Un carrefour, un havre et une rampe de lancement : difficile de choisir un point de vue. D’embrasser d’un seul regard les mutations d’une cité industrielle et artiste. Second port d’Europe, pôle commercial et capitale de la mode, Anvers veut tout. C’est beau, une ville qui compte, mais ne s’en contente pas !

Lever de rideau : ici comme ailleurs, la Cathédrale, la Grand Place et l’Hôtel de ville assurent majestueusement la représentation – rien ne bouge. H ors de cet auguste périmètre, en revanche, c’est une autre histoire : aux abords du Modenatie (complexe réunissant le Musée de la Mode, le Flanders Fashion Institute et le Département Mode de l’Académie Royale des Beaux-Arts) le pas des chalands s’accélère, d’une vitrine l’autre, et l’on retient son souffle, avant la ruée…

© Sarah Blee

© Sarah Blee

Quel chantier !
Échappé de ces dangereux parages par goût de l’ascèse (possible) ou faute de liquidités (beaucoup plus probable), le promeneur se heurte à son premier sujet d’étonnement. Tandis qu’un passé glorieux peut figer une ville, Anvers exploite ses richesses pour en faire autre chose qu’un objet de contemplation. Les chantiers y sont toujours nombreux : c’est le stigmate le plus visible de mutations permanentes. Ainsi du très classique théâtre Bourla, rénové pour devenir l’un des pôles de création contemporaine les plus avancés, sous l’impulsion du chorégraphe Sidi Larbi Cherkaoui et de la compagnie H et Toneelhuis, qui en a fait son laboratoire. Ou encore des 12 hectares du parc du Musée Middelheim, ancien jardin de plaisance reconverti en parc d’exposition, où le jogger débonnaire peut croiser tout le gotha de la statuaire moderne. À Anvers, la réinvention elle-même a quelque chose d’une tradition.

Anvers ville ouverte
Reste, pour fédérer les énergies dans cette ville d’art et d’échanges, une ambition commune : pérenniser son rayonnement. Il est frappant de constater l’importance accordée par les institutions culturelles, aux départements éducatifs et techniques : non contents de préserver un fonds, le Musée de la photographie comme celui de la mode entendent susciter, stimuler et soutenir la créativité des talents émergents. Avec le Trix, cette optique atteint son point de perfection. Ce n’est même plus une salle de spectacles : c’est un véritable campus créatif. Où l’on donne aux artistes les moyens d’être libres : salles de répétitions, masterclasses au sous-sol – et la perspective de gagner progressivement les étages supérieurs du club et de la grande scène.

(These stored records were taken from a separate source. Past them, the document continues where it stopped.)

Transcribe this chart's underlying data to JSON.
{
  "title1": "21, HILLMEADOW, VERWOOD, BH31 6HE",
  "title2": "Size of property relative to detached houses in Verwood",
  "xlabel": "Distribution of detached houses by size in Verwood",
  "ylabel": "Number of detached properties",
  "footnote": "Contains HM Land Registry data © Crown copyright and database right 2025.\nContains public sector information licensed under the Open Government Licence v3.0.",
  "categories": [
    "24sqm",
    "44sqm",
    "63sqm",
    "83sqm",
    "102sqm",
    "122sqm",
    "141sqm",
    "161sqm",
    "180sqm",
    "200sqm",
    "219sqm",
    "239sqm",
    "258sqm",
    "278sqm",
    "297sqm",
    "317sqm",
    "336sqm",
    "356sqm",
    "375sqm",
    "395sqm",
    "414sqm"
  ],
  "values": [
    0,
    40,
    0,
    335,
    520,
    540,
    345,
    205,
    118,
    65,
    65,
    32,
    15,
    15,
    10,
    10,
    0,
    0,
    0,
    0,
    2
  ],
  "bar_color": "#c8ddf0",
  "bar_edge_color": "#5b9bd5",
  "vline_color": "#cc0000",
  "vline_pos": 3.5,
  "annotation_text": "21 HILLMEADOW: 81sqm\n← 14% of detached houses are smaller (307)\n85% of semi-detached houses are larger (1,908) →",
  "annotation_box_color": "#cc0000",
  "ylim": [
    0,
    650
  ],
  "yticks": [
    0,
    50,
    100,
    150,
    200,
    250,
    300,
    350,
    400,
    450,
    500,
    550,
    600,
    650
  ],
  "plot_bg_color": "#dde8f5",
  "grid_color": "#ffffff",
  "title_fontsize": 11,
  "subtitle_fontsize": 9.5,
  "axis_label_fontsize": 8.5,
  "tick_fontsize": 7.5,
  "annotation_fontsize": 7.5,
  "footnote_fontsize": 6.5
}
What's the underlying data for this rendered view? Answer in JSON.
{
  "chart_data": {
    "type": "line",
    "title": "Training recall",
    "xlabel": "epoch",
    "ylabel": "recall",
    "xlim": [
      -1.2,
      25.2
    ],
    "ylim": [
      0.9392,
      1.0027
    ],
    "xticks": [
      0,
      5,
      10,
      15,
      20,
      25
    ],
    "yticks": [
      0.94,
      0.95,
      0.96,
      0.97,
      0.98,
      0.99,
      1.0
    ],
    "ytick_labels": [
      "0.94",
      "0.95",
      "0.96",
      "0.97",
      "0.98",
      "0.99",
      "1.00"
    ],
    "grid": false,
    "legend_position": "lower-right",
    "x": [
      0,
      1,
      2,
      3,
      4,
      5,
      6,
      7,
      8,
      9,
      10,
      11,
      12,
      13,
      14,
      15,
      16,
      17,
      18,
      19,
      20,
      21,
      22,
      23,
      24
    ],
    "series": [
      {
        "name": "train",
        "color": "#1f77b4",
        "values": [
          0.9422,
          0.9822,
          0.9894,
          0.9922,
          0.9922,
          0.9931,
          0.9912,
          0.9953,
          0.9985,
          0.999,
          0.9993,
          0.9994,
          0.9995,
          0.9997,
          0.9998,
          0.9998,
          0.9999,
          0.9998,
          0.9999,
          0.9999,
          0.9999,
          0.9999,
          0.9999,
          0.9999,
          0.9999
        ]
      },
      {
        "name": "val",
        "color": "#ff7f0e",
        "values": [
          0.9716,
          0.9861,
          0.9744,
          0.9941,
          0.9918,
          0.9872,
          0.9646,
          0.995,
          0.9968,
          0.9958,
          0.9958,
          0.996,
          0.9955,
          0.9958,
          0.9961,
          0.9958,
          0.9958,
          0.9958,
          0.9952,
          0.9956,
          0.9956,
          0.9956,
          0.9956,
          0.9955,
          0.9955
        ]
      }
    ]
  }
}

Volonté politique (locale), investissements lourds : bénéfices exponentiels. Ou comment aller au-delà de la simple exposition, et se promettre un avenir. Le meilleur point de vue sur Anvers, en définitive ? Ce serait un ciel strié de flèches : celles de dômes élégants, de grues industrieuses, de buildings imposants et d’antennes qui prospectent. Le panorama qu’offre précisément à ses visiteurs le toit du MAS sur la ville qu’il domine. Une nouvelle manière de phare ou de beffroi, qui concrétise l’identité d’une cité ouverte sur le monde, mais sur le mode actif : celui de la conquête.

© Ronald Stoops

© Ronald Stoops

Académie et MoMu
Mêlant austérité flamande et esprit avant-gardiste, la mode anversoise concilie underground et institution. Un exemple ? Les éboueurs anversois sapés par Van Beirendonck, membre éminent de la fameuse Bande des Six (avec Ann Demeulemeester, Dries Van Noten…). Autre tradition anversoise, le mariage de l’Histoire et de l’avenir, de l’enseignement et de la mémoire : pas un hasard si un même bâtiment abrite l’Académie d’Anvers et le Musée de la Mode (MoMu). Le département mode de l’Académie a été créé dans les années 60, soutenu par une forte volonté politique. L’histoire retiendra la précitée bande des Six ou encore Martin Margiela, qui ont assis sa réputation internationale. Propriétaire d’un fonds de plus de 25000 pièces, le MoMu a quant à lui marqué les récentes années grâce à des expositions passionnantes, consacrées au papier, ou à la couleur noire. Si certains accrochages semblent s’adresser aux seuls étudiants avertis, rien n’empêche d’y faire un tour. D’autant qu’au rez-de-chaussée, une librairie débordant d’ouvrages vous tend les bras.

FOMU
Sans épate, le Musée de la photographie (FoMu) expose des clichés signés Nadar, Man Ray ou William Klein à quelques pas d’anonymes albums de familles. Comme pour signaler que la photographie, en sus d’être un art, est également une pratique quotidienne pour le peuple. Le grand public est d’ailleurs associé aux nombreuses conférences et ateliers, de même pas 7 ans à 77 ans. En attendant l’exposition consacrée à Weegee, ce chasseur de scoops macabres, on ne manquera pas From Here On, qui se penche sur le recyclage d’images glanées sur le web, le droit d’auteur, la propriété intellectuelle, le respect de la vie privée et l’avenir de la photographie. Bref, le FoMu n’oublie jamais qu’un musée demeure avant tout un lieu de transmission et d’apprentissage.

© DR

© DR

Café d’Anvers & Petrol
Le plus ancien club house du Bénélux fut longtemps considéré comme la Mecque belge des musiques électroniques… Un comble, car le Café d’Anvers est situé dans une ancienne église, qui se trouve elle-même dans le quartier rouge de la ville ! Loin de se reposer sur ses lauriers, l’antre accueille de nombreux Dj’s résidents et quelques pointures internationales (Gui Boratto et Paul Johnson en juin dernier par exemple). L’autre lieu qui monte, le Petrol Club, offre une programmation plus variée, entre dub, stars du boum boum (Sickboy, Nout Heretik) ou hip-hop (Lil B). Bref, deux lieux immanquables… mais difficile d’en dire plus, car nos belles nuits blanches se terminent invariablement en jolis trous noirs.

Les Enfants Chéris

Rubens
On peut prononcer Rubènse. Ou Rubinse. C’est vous qui voyez. Pierre Paul était plutôt doué pour les grands thèmes baroques (David et Goliath, Romulus et Rémus) et les portraits de people (Marie de Médicis,… ). Mais il n’avait aucun sens de l’humour. En tout cas, ça ne transparaît pas dans ses tableaux.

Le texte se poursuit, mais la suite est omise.